Sind es auf der einen Seite die bewegten Bilder des Videos, die die „festen“ Abbilder der Zeichnung bedingen, so führen auch umgekehrt zeichnerische Abfolgen zu kleinen Zeichentrickfilmen. Das Serielle zeigt sich hier als ein gleiches Verfahren in bildender Kunst und Film. Die kleinen Filme von oftmals wenigen Sekunden Dauer sind weniger Erzählungen als szenische Momente, in denen wiederum der Mensch im Mittelpunkt steht. Dessen innere Ruhe geht hier zuweilen mit minimalen Veränderungen, die sich grotesk komisch ausweiten können, einher. Eine Zunge verschwindet in einer Nase, Haare verdichten sich zu Brüsten, ein Auge vergrößert sich so stark, dass es schließlich dem Gesicht entwächst.

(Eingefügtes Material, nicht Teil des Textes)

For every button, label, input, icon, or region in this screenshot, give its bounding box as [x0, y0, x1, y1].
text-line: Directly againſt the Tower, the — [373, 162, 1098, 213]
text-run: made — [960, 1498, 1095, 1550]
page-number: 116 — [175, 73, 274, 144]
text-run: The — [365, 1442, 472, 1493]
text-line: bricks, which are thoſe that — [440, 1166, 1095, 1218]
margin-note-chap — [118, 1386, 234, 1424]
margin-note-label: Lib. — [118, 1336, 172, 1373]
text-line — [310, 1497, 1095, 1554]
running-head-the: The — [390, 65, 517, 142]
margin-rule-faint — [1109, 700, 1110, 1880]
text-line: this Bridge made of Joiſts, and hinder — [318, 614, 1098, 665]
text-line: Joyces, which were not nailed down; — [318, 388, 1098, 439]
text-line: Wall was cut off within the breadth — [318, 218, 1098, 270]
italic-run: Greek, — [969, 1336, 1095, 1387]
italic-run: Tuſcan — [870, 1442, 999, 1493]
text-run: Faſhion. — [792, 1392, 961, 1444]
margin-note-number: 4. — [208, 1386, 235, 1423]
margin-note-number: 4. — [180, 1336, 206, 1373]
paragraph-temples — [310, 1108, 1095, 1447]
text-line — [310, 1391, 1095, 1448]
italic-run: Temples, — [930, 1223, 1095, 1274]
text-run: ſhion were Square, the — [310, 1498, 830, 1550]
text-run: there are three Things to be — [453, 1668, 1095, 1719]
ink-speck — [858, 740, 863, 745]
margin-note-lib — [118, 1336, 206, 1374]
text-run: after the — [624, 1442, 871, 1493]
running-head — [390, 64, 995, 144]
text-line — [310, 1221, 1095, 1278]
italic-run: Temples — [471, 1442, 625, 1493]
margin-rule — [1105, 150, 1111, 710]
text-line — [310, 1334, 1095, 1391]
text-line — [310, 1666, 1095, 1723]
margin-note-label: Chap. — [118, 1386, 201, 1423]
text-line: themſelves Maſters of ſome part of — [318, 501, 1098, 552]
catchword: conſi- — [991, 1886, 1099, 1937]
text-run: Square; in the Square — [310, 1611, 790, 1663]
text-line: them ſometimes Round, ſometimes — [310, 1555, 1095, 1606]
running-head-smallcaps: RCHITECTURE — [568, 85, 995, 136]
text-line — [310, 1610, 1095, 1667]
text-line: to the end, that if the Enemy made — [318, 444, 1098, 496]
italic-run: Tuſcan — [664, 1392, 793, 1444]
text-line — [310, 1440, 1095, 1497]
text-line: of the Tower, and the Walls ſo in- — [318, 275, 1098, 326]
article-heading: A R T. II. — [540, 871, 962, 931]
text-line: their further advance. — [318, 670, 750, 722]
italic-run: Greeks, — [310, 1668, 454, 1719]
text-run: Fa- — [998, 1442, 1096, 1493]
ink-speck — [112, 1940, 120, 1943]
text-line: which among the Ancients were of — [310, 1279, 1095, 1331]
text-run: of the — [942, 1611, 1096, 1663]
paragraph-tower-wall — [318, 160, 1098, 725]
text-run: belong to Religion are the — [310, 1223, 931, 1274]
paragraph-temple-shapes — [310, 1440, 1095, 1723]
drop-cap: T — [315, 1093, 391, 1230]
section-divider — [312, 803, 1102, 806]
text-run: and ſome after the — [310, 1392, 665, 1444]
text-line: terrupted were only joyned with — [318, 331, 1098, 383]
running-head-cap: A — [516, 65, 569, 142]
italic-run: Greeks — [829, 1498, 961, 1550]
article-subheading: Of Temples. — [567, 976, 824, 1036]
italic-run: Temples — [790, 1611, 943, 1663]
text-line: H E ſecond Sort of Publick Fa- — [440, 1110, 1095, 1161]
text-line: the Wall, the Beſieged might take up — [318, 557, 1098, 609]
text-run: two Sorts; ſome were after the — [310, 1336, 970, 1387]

Bewegung, wenn auch von ganz anderer Art, ist auch mit kennzeichnend für zeichnerische Arbeiten, die sich zu Installationen ausgeweitet haben. Ende der 1990er Jahre hat Seiling den Bildträger gewechselt und mit dickem Ölstift auf großformatigen durchsichtigen Folien gearbeitet. Diese wurden dann an der Decke des Raumes befestigt, freihängend, hinter- und nebeneinander gestaffelt. Die zweidimensionalen Bilder wurden so im Durchblick zu Teilen eines dreidimensionalen Körpers, ohne im Ganzen fassbar zu sein. Die assoziativ gehängten Einzelbilder ergänzten sich zwangsläufig zu einem narrativen Gesamtbild ohne vorgegebene Dramaturgie. Der Betrachter, wenn er sich im Zwischenraum der Folien bewegte, konnte so unmittelbar in die szenische Struktur eintreten und aus wechselnder Perspektive unterschiedliche Erzählstrukturen entwickeln. Zugleich versetzten die leichten, so kaum spürbaren Luftzüge, die Folien in sanfte Bewegungen. Olivia Seiling nimmt den Menschen in der Kunst auf – in den Installationen und in allen anderen Arbeiten.